All the money in the world couldn’t save his wife now.
The radium girls’ agony hadn’t gone unnoticed in the community. That same month, a civic-minded resident wrote to the Department of Labor to raise concerns about the Orange plant. This time, it was John Roach’s boss, Commissioner Andrew McBride, who stepped in, grilling health officer Lenore Young on what she’d found out the previous summer. She apologised for seeming ‘negligent’, interviewed the affected girls and then recommended that the Public Health Service be called in.

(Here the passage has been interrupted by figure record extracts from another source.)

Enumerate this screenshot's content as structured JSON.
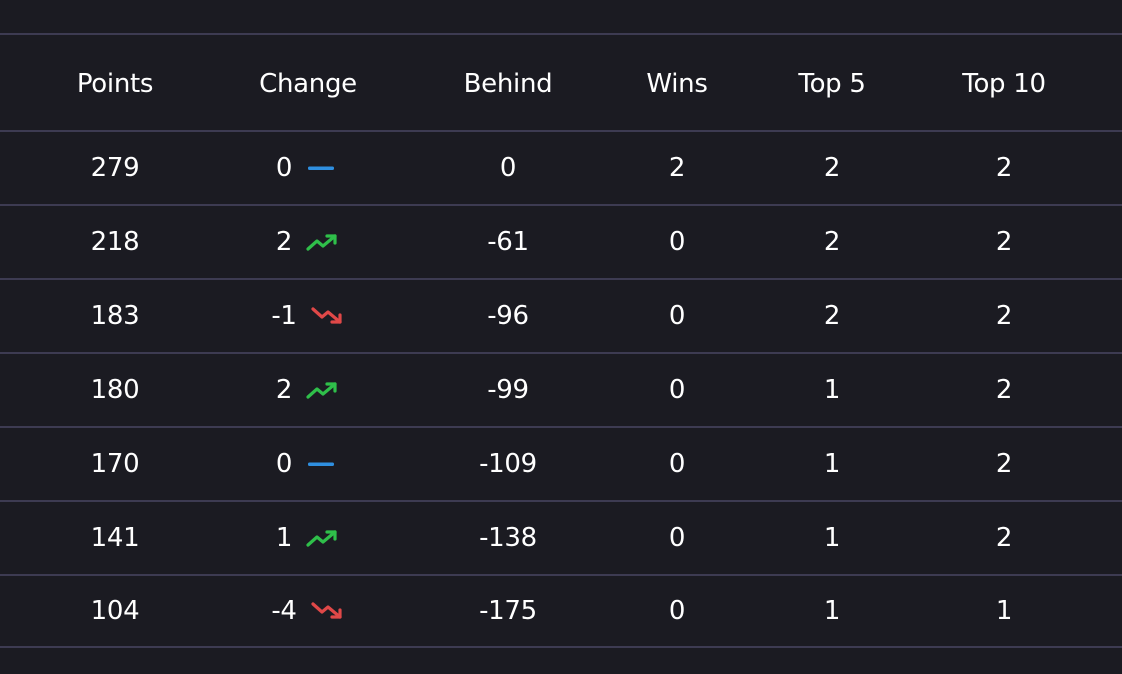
{
  "columns": [
    "Points",
    "Change",
    "Behind",
    "Wins",
    "Top 5",
    "Top 10"
  ],
  "rows": [
    {
      "points": "279",
      "change": "0",
      "trend": "flat",
      "behind": "0",
      "wins": "2",
      "top5": "2",
      "top10": "2"
    },
    {
      "points": "218",
      "change": "2",
      "trend": "up",
      "behind": "-61",
      "wins": "0",
      "top5": "2",
      "top10": "2"
    },
    {
      "points": "183",
      "change": "-1",
      "trend": "down",
      "behind": "-96",
      "wins": "0",
      "top5": "2",
      "top10": "2"
    },
    {
      "points": "180",
      "change": "2",
      "trend": "up",
      "behind": "-99",
      "wins": "0",
      "top5": "1",
      "top10": "2"
    },
    {
      "points": "170",
      "change": "0",
      "trend": "flat",
      "behind": "-109",
      "wins": "0",
      "top5": "1",
      "top10": "2"
    },
    {
      "points": "141",
      "change": "1",
      "trend": "up",
      "behind": "-138",
      "wins": "0",
      "top5": "1",
      "top10": "2"
    },
    {
      "points": "104",
      "change": "-4",
      "trend": "down",
      "behind": "-175",
      "wins": "0",
      "top5": "1",
      "top10": "1"
    }
  ],
  "trend_icons": {
    "flat": "trend-flat-icon",
    "up": "trend-up-icon",
    "down": "trend-down-icon"
  },
  "colors": {
    "background": "#1b1b22",
    "divider": "#3d3b52",
    "text": "#ffffff",
    "flat": "#2f8fe0",
    "up": "#2fbf4a",
    "down": "#e04848"
  }
}
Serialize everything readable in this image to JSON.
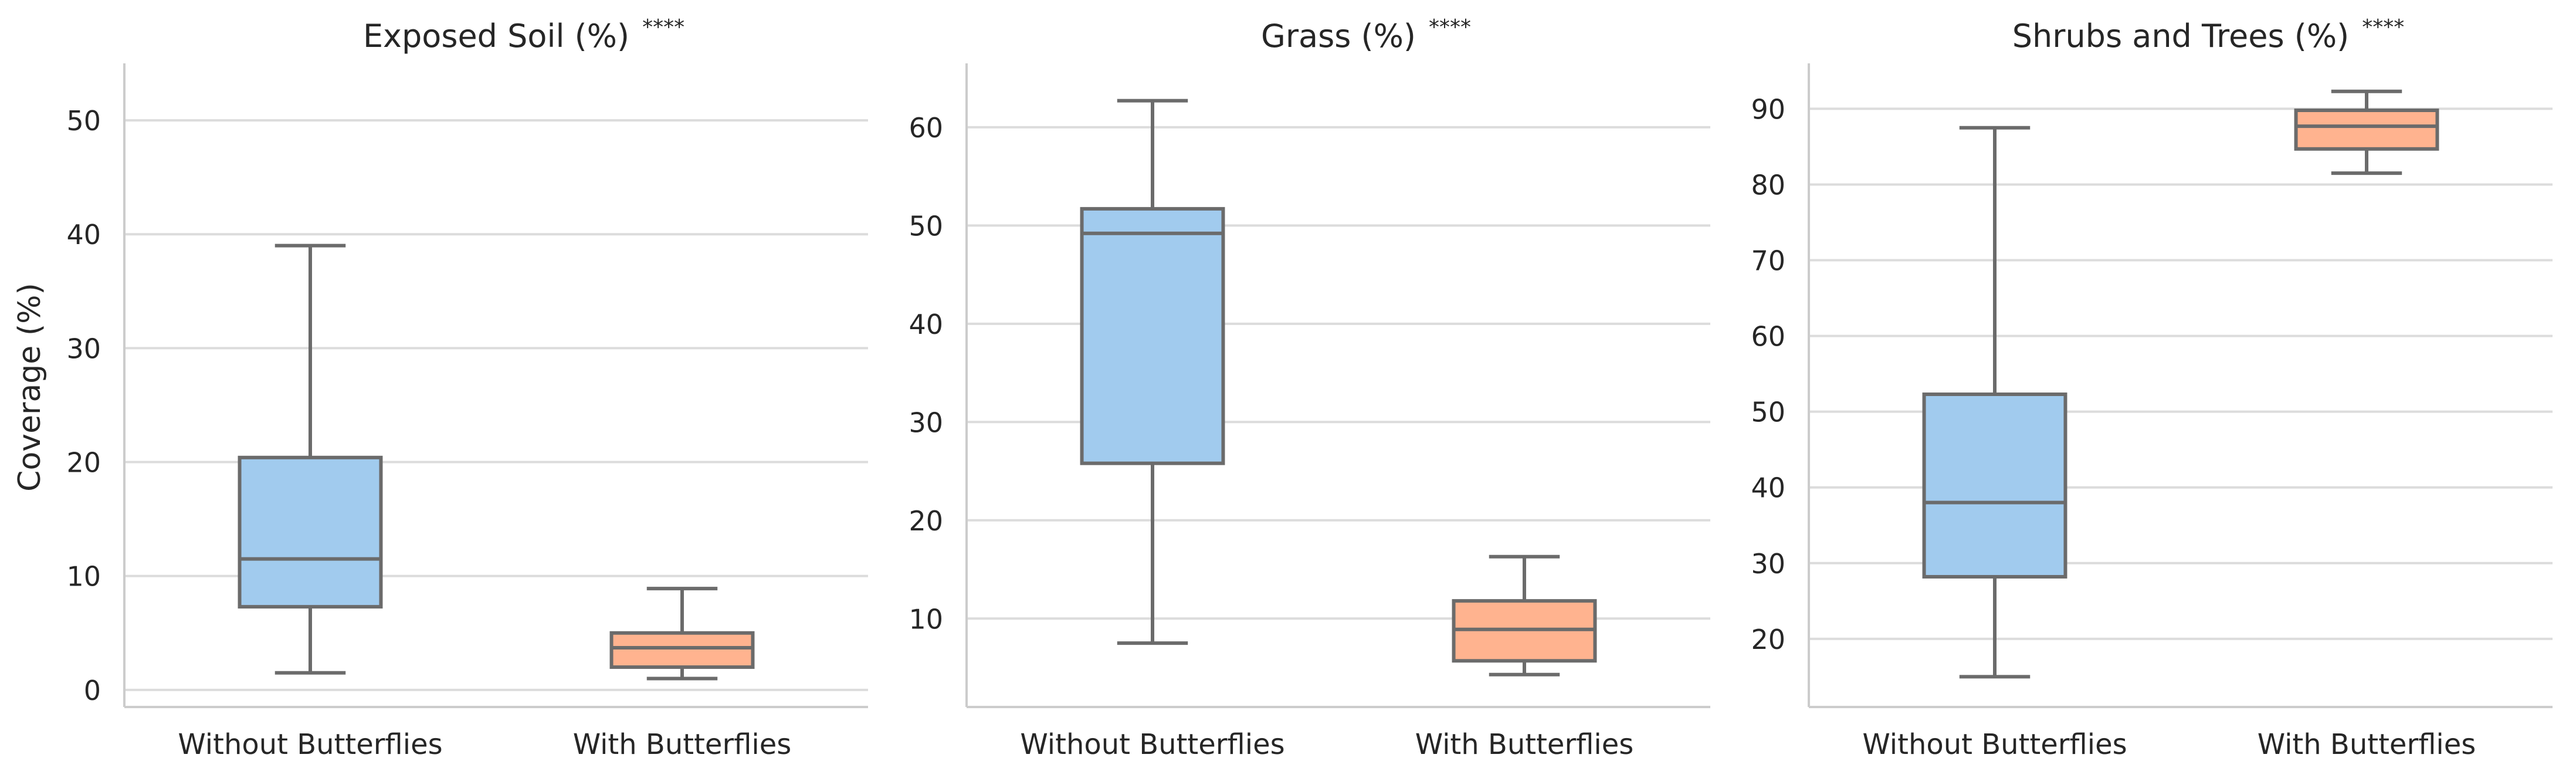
{
  "figure": {
    "ylabel": "Coverage (%)"
  },
  "colors": {
    "without": "#a1cbee",
    "with": "#ffb38f",
    "stroke": "#6b6b6b",
    "grid": "#dcdcdc",
    "axis": "#cccccc",
    "text": "#262626"
  },
  "chart_data": [
    {
      "type": "box",
      "title": "Exposed Soil (%)",
      "significance": "****",
      "xlabel": "",
      "ylabel": "Coverage (%)",
      "grid": true,
      "ylim": [
        -1.5,
        55
      ],
      "yticks": [
        0,
        10,
        20,
        30,
        40,
        50
      ],
      "categories": [
        "Without Butterflies",
        "With Butterflies"
      ],
      "boxes": [
        {
          "category": "Without Butterflies",
          "whisker_low": 1.5,
          "q1": 7.3,
          "median": 11.5,
          "q3": 20.4,
          "whisker_high": 39.0
        },
        {
          "category": "With Butterflies",
          "whisker_low": 1.0,
          "q1": 2.0,
          "median": 3.7,
          "q3": 5.0,
          "whisker_high": 8.9
        }
      ]
    },
    {
      "type": "box",
      "title": "Grass (%)",
      "significance": "****",
      "xlabel": "",
      "ylabel": "",
      "grid": true,
      "ylim": [
        1.0,
        66.5
      ],
      "yticks": [
        10,
        20,
        30,
        40,
        50,
        60
      ],
      "categories": [
        "Without Butterflies",
        "With Butterflies"
      ],
      "boxes": [
        {
          "category": "Without Butterflies",
          "whisker_low": 7.5,
          "q1": 25.8,
          "median": 49.2,
          "q3": 51.7,
          "whisker_high": 62.7
        },
        {
          "category": "With Butterflies",
          "whisker_low": 4.3,
          "q1": 5.7,
          "median": 8.9,
          "q3": 11.8,
          "whisker_high": 16.3
        }
      ]
    },
    {
      "type": "box",
      "title": "Shrubs and Trees (%)",
      "significance": "****",
      "xlabel": "",
      "ylabel": "",
      "grid": true,
      "ylim": [
        11.0,
        96.0
      ],
      "yticks": [
        20,
        30,
        40,
        50,
        60,
        70,
        80,
        90
      ],
      "categories": [
        "Without Butterflies",
        "With Butterflies"
      ],
      "boxes": [
        {
          "category": "Without Butterflies",
          "whisker_low": 15.0,
          "q1": 28.2,
          "median": 38.0,
          "q3": 52.3,
          "whisker_high": 87.5
        },
        {
          "category": "With Butterflies",
          "whisker_low": 81.5,
          "q1": 84.7,
          "median": 87.7,
          "q3": 89.8,
          "whisker_high": 92.3
        }
      ]
    }
  ]
}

Yet McBride felt there was not sufficient evidence to warrant doing so. His reasoning may have been political, for the Department of Labor was pro-business. Under state law, it had no authority to stop an industrial process even if it was harmful. As a result of these factors, the department now gave the plant a clean bill of health – and completely stopped looking into the dial-painters’ illnesses. They took this decision even though more and more women were suffering the same symptoms.
It was a stalemate. No diagnosis. No clue as to the cause. No one lifting a finger to find out what was really going on in that radium studio in Orange.
But then the stalemate was ended by an unexpected source: the United States Radium Corporation itself.